"Il y a des couacs dans le système qui doivent être résolus et on y travaille", a reconnu dimanche le ministre invité du journal de RTL-TVI.

Les trois questions portent entre autres sur la possibilité d'administrer le vaccin d'AstraZeneca aux personnes de plus de 55 ans. Si la réponse est positive, cela changera la donne de la campagne de vaccination, estime le ministre interrogé par la VRT. Les deux autres portent sur la possibilité d'administrer la deuxième dose du vaccin de Pfizer 42 jours après la première et non 21 jours comme c'est actuellement prescrit. La troisième vise la possibilité de n'injecter qu'une dose des vaccins qui réclament deux doses. Sur ce point, la question est peut-être prématurée, a précisé M. Vandenbroucke.

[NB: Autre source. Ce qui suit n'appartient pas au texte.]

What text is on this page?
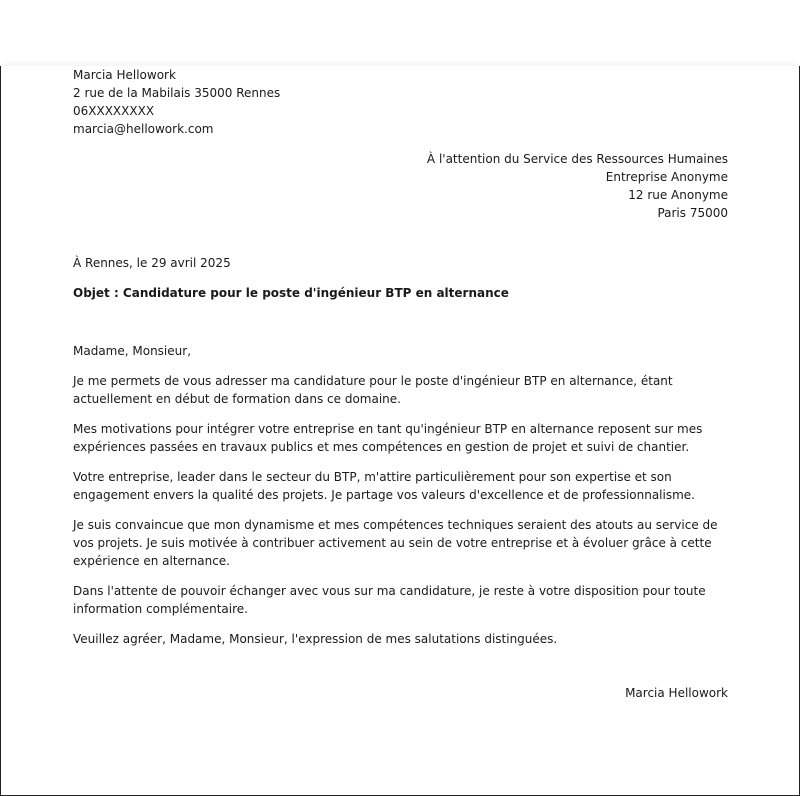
Marcia Hellowork
2 rue de la Mabilais 35000 Rennes
06XXXXXXXX
marcia@hellowork.com
À l'attention du Service des Ressources Humaines
Entreprise Anonyme
12 rue Anonyme
Paris 75000
À Rennes, le 29 avril 2025
Objet : Candidature pour le poste d'ingénieur BTP en alternance
Madame, Monsieur,

Je me permets de vous adresser ma candidature pour le poste d'ingénieur BTP en alternance, étant actuellement en début de formation dans ce domaine.

Mes motivations pour intégrer votre entreprise en tant qu'ingénieur BTP en alternance reposent sur mes expériences passées en travaux publics et mes compétences en gestion de projet et suivi de chantier.

Votre entreprise, leader dans le secteur du BTP, m'attire particulièrement pour son expertise et son engagement envers la qualité des projets. Je partage vos valeurs d'excellence et de professionnalisme.

Je suis convaincue que mon dynamisme et mes compétences techniques seraient des atouts au service de vos projets. Je suis motivée à contribuer activement au sein de votre entreprise et à évoluer grâce à cette expérience en alternance.

Dans l'attente de pouvoir échanger avec vous sur ma candidature, je reste à votre disposition pour toute information complémentaire.

Veuillez agréer, Madame, Monsieur, l'expression de mes salutations distinguées.

Marcia Hellowork
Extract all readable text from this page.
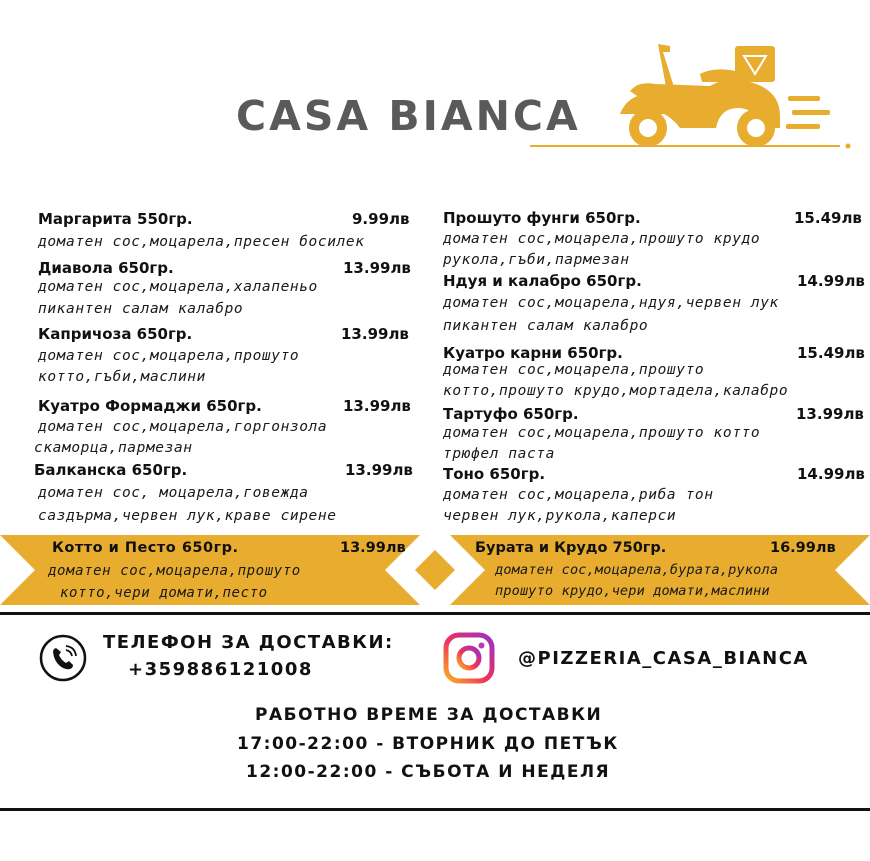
CASA BIANCA
Маргарита 550гр.	9.99лв
доматен сос,моцарела,пресен босилек
Диавола 650гр.	13.99лв
доматен сос,моцарела,халапеньо
пикантен салам калабро
Капричоза 650гр.	13.99лв
доматен сос,моцарела,прошуто
котто,гъби,маслини
Куатро Формаджи 650гр.	13.99лв
доматен сос,моцарела,горгонзола
скаморца,пармезан
Балканска 650гр.	13.99лв
доматен сос, моцарела,говежда
саздърма,червен лук,краве сирене
Прошуто фунги 650гр.	15.49лв
доматен сос,моцарела,прошуто крудо
рукола,гъби,пармезан
Ндуя и калабро 650гр.	14.99лв
доматен сос,моцарела,ндуя,червен лук
пикантен салам калабро
Куатро карни 650гр.	15.49лв
доматен сос,моцарела,прошуто
котто,прошуто крудо,мортадела,калабро
Тартуфо 650гр.	13.99лв
доматен сос,моцарела,прошуто котто
трюфел паста
Тоно 650гр.	14.99лв
доматен сос,моцарела,риба тон
червен лук,рукола,каперси
Котто и Песто 650гр.	13.99лв
доматен сос,моцарела,прошуто
котто,чери домати,песто
Бурата и Крудо 750гр.	16.99лв
доматен сос,моцарела,бурата,рукола
прошуто крудо,чери домати,маслини
ТЕЛЕФОН ЗА ДОСТАВКИ:
+359886121008
@PIZZERIA_CASA_BIANCA
РАБОТНО ВРЕМЕ ЗА ДОСТАВКИ
17:00-22:00 - ВТОРНИК ДО ПЕТЪК
12:00-22:00 - СЪБОТА И НЕДЕЛЯ
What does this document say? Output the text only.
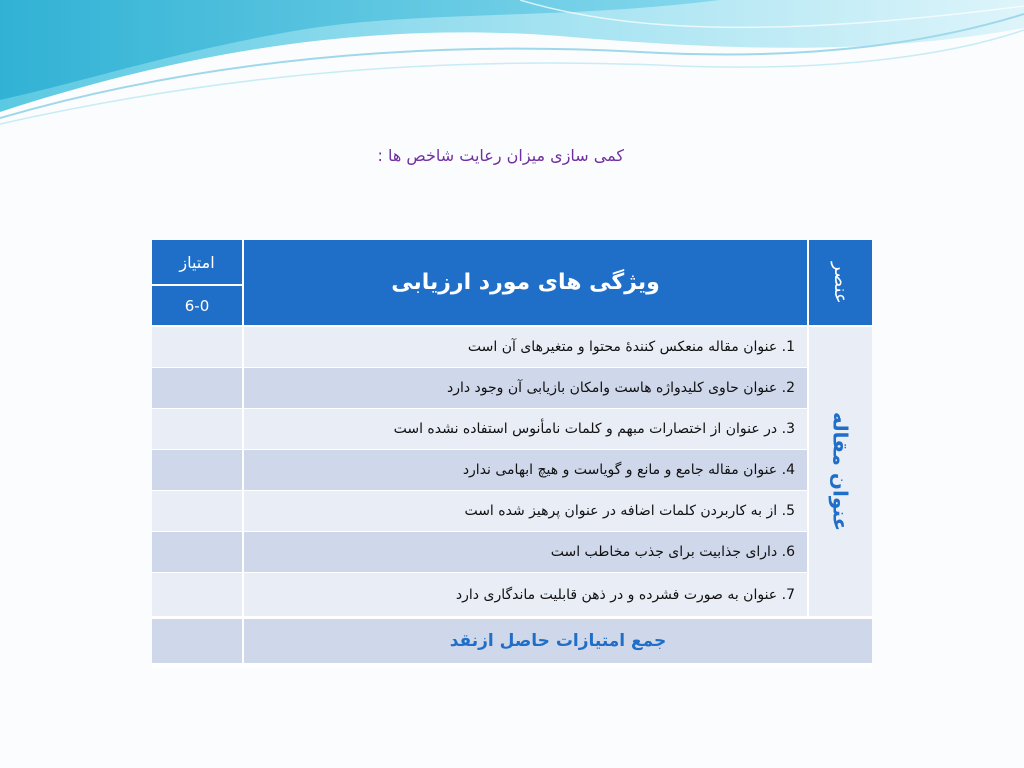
کمی سازی میزان رعایت شاخص ها :
عنصر
ویژگی های مورد ارزیابی
امتیاز
6-0
عنوان مقاله
1. عنوان مقاله منعکس کنندۀ محتوا و متغیرهای آن است
2. عنوان حاوی کلیدواژه هاست وامکان بازیابی آن وجود دارد
3. در عنوان از اختصارات مبهم و کلمات نامأنوس استفاده نشده است
4. عنوان مقاله جامع و مانع و گویاست و هیچ ابهامی ندارد
5. از به کاربردن کلمات اضافه در عنوان پرهیز شده است
6. دارای جذابیت برای جذب مخاطب است
7. عنوان به صورت فشرده و در ذهن قابلیت ماندگاری دارد
جمع امتیازات حاصل ازنقد
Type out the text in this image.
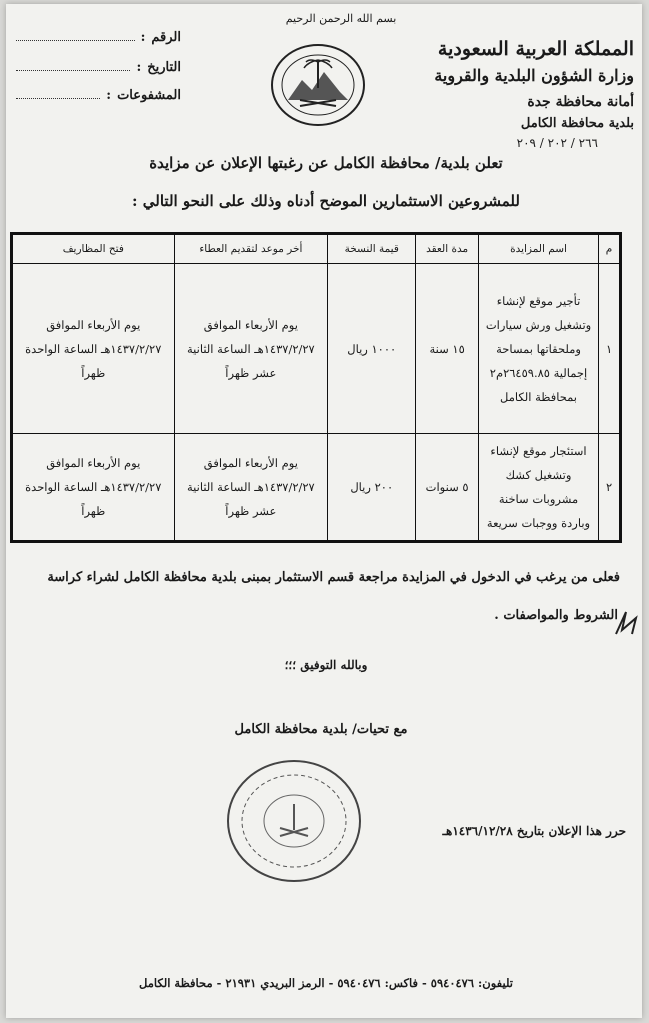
بسم الله الرحمن الرحيم
المملكة العربية السعودية
وزارة الشؤون البلدية والقروية
أمانة محافظة جدة
بلدية محافظة الكامل
٢٦٦ / ٢٠٢ / ٢٠٩
الرقم
:
التاريخ
:
المشفوعات
:
تعلن بلدية/ محافظة الكامل عن رغبتها الإعلان عن مزايدة
للمشروعين الاستثمارين الموضح أدناه وذلك على النحو التالي :
م	اسم المزايدة	مدة العقد	قيمة النسخة	أخر موعد لتقديم العطاء	فتح المظاريف
١	تأجير موقع لإنشاء وتشغيل ورش سيارات وملحقاتها بمساحة إجمالية ٢٦٤٥٩.٨٥م٢ بمحافظة الكامل	١٥ سنة	١٠٠٠ ريال	يوم الأربعاء الموافق ١٤٣٧/٢/٢٧هـ الساعة الثانية عشر ظهراً	يوم الأربعاء الموافق ١٤٣٧/٢/٢٧هـ الساعة الواحدة ظهراً
٢	استئجار موقع لإنشاء وتشغيل كشك مشروبات ساخنة وباردة ووجبات سريعة	٥ سنوات	٢٠٠ ريال	يوم الأربعاء الموافق ١٤٣٧/٢/٢٧هـ الساعة الثانية عشر ظهراً	يوم الأربعاء الموافق ١٤٣٧/٢/٢٧هـ الساعة الواحدة ظهراً
فعلى من يرغب في الدخول في المزايدة مراجعة قسم الاستثمار بمبنى بلدية محافظة الكامل لشراء كراسة
الشروط والمواصفات .
وبالله التوفيق ؛؛؛
مع تحيات/ بلدية محافظة الكامل
حرر هذا الإعلان بتاريخ ١٤٣٦/١٢/٢٨هـ
تليفون: ٥٩٤٠٤٧٦ - فاكس: ٥٩٤٠٤٧٦ - الرمز البريدي ٢١٩٣١ - محافظة الكامل
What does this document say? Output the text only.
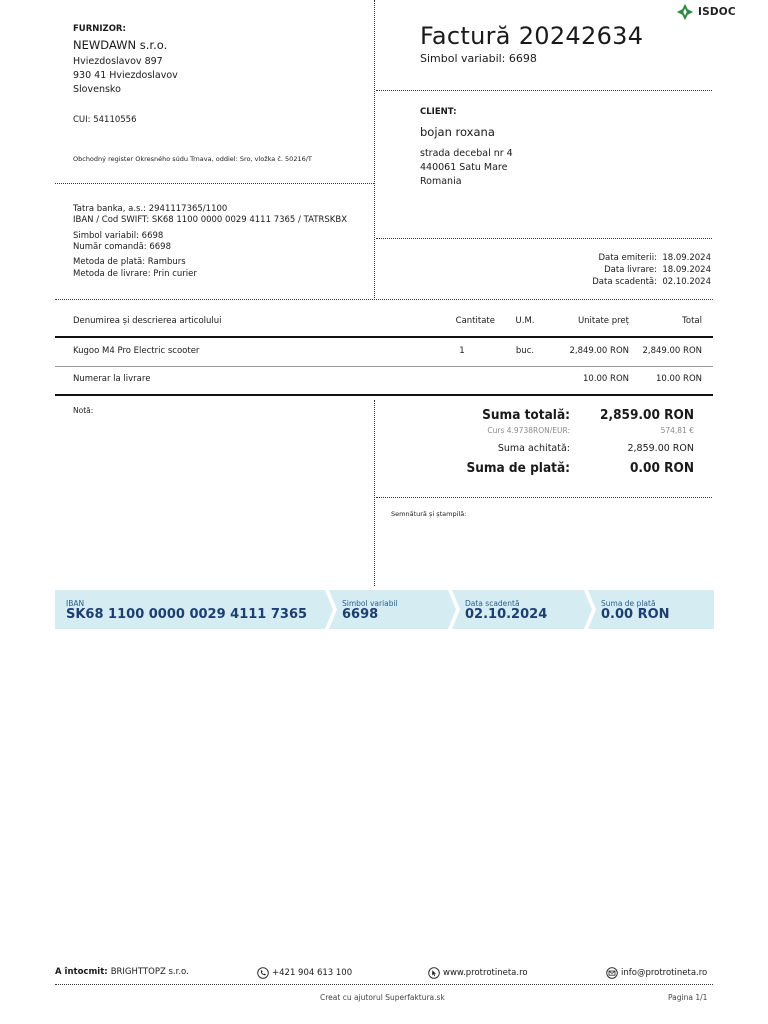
ISDOC
FURNIZOR:
NEWDAWN s.r.o.
Hviezdoslavov 897
930 41 Hviezdoslavov
Slovensko
CUI: 54110556
Obchodný register Okresného súdu Trnava, oddiel: Sro, vložka č. 50216/T
Factură 20242634
Simbol variabil: 6698
CLIENT:
bojan roxana
strada decebal nr 4
440061 Satu Mare
Romania
Tatra banka, a.s.: 2941117365/1100
IBAN / Cod SWIFT: SK68 1100 0000 0029 4111 7365 / TATRSKBX
Simbol variabil: 6698
Număr comandă: 6698
Metoda de plată: Ramburs
Metoda de livrare: Prin curier
Data emiterii: 18.09.2024
Data livrare: 18.09.2024
Data scadentă: 02.10.2024
Denumirea și descrierea articolului	Cantitate	U.M.	Unitate preț	Total
Kugoo M4 Pro Electric scooter	1	buc.	2,849.00 RON	2,849.00 RON
Numerar la livrare	10.00 RON	10.00 RON
Notă:	Suma totală: 2,859.00 RON
Curs 4.9738RON/EUR:	574,81 €
Suma achitată:	2,859.00 RON
Suma de plată:	0.00 RON
Semnătură și ștampilă:
IBAN
SK68 1100 0000 0029 4111 7365
Simbol variabil
6698
Data scadentă
02.10.2024
Suma de plată
0.00 RON
A întocmit: BRIGHTTOPZ s.r.o.	+421 904 613 100	www.protrotineta.ro	info@protrotineta.ro
Creat cu ajutorul Superfaktura.sk	Pagina 1/1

"Je veux vraiment un reset de la campagne", a ajouté le ministre tout en se refusant à des propos excessifs sur celle-ci. "Il y a 6 mois, auriez-vous cru que l'on aurait déjà vacciné autant de Belges? Non", a-t-il déclaré.

Le ministre ne veut pas se concentrer uniquement sur la vaccination. A ses yeux, il est aussi possible de tester davantage si l'on tient compte des différentes méthodes qui existent. "Peut-être qu'aujourd'hui, il faut être plus simple et utiliser au maximum les capacités que l'on a", a-t-il encore dit.